简体   繁体   English

Python中的Scraper给出了“拒绝访问”

[英]Scraper in Python gives “Access Denied”

I'm trying to code a scraper in Python to get some info from a page. 我正在尝试用Python编写一个刮刀来从页面获取一些信息。 Like the title of the offers that appear on this page: 与此页面上显示的优惠标题一样:
https://www.justdial.com/Panipat/Saree-Retailers/nct-10420585 https://www.justdial.com/Panipat/Saree-Retailers/nct-10420585

By now I use this code : 到现在为止我使用这段代码:

import bs4
import requests

def extract_source(url):
    source=requests.get(url).text
    return source

def extract_data(source):
    soup=bs4.BeautifulSoup(source)
    names=soup.findAll('title')
    for i in names:
        print i

extract_data(extract_source('https://www.justdial.com/Panipat/Saree-Retailers/nct-10420585'))
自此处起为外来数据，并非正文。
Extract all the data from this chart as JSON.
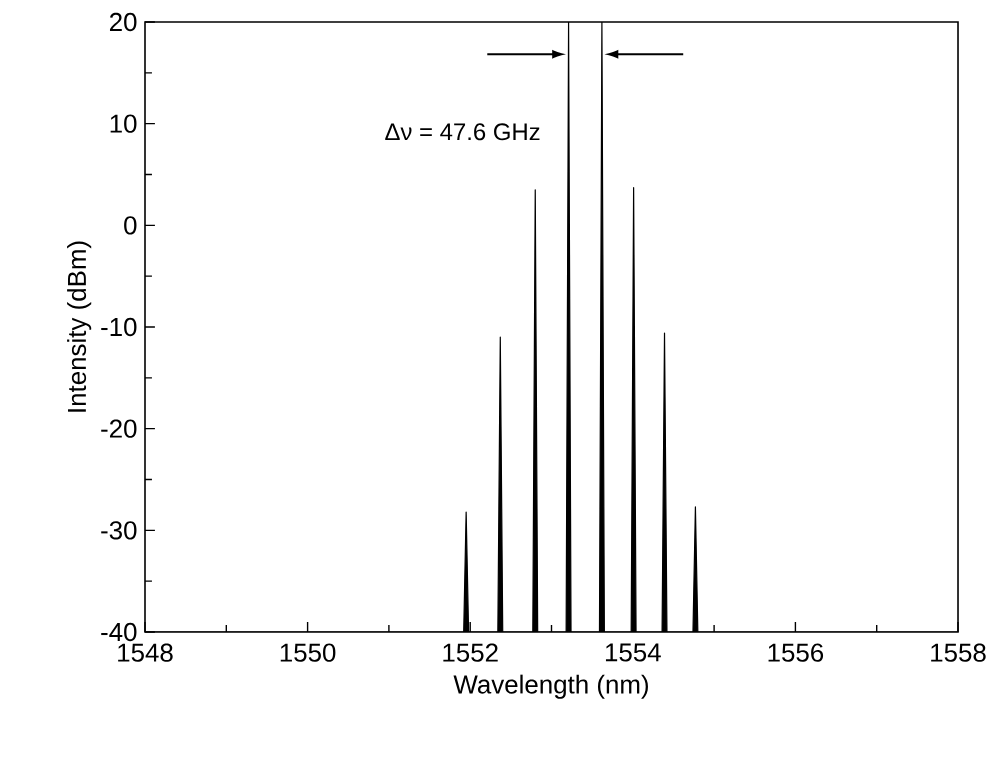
{
  "chart_data": {
    "type": "line",
    "xlabel": "Wavelength (nm)",
    "ylabel": "Intensity (dBm)",
    "xlim": [
      1548,
      1558
    ],
    "ylim": [
      -40,
      20
    ],
    "xticks": [
      1548,
      1550,
      1552,
      1554,
      1556,
      1558
    ],
    "yticks": [
      -40,
      -30,
      -20,
      -10,
      0,
      10,
      20
    ],
    "color": "#000000",
    "x": [
      1548,
      1551.92,
      1551.95,
      1551.98,
      1552.34,
      1552.37,
      1552.4,
      1552.77,
      1552.8,
      1552.83,
      1553.18,
      1553.21,
      1553.24,
      1553.59,
      1553.62,
      1553.65,
      1553.98,
      1554.01,
      1554.04,
      1554.36,
      1554.39,
      1554.42,
      1554.74,
      1554.77,
      1554.8,
      1558
    ],
    "values": [
      -40,
      -40,
      -28.2,
      -40,
      -40,
      -11.0,
      -40,
      -40,
      3.5,
      -40,
      -40,
      20,
      -40,
      -40,
      20,
      -40,
      -40,
      3.7,
      -40,
      -40,
      -10.6,
      -40,
      -40,
      -27.7,
      -40,
      -40
    ],
    "annotations": [
      "Δν = 47.6 GHz"
    ]
  }
}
But when I execute this code, it gives me an error: 但是当我执行这段代码时,它给了我一个错误:

<titlee> Access Denied</titlee>

What can I do to solve this? 我该怎么做才能解决这个问题?

As was mentioned in comments, you need to specify allowable user-agent and pass it as headers : 正如评论中提到的,您需要指定允许的用户代理并将其作为headers传递:

def extract_source(url):
    headers = {'User-Agent': 'Mozilla/5.0 (Windows NT 6.1; WOW64; rv:50.0) Gecko/20100101 Firefox/50.0'}
    source=requests.get(url, headers=headers).text
    return source
def extract_source(url):
    headers = {"User-Agent":"Mozilla/5.0"}
    source=requests.get(url, headers=headers).text
    return source

out: 出:

<title>Saree Retailers in Panipat - Best Deals online - Justdial</title>

Add User-Agent to your request, some site do not response to the request which dnose not has User-Agent User-Agent添加到您的请求中,某些站点不响应没有User-Agent的请求

Try this: 试试这个:

import bs4
import requests

def extract_source(url):
     agent = {"User-Agent":"Mozilla/5.0"}
     source=requests.get(url, headers=agent).text
     return source

def extract_data(source):
     soup=bs4.BeautifulSoup(source, 'lxml')
     names=soup.findAll('title')
     for i in names:
     print i

extract_data(extract_source('https://www.justdial.com/Panipat/Saree-Retailers/nct-10420585'))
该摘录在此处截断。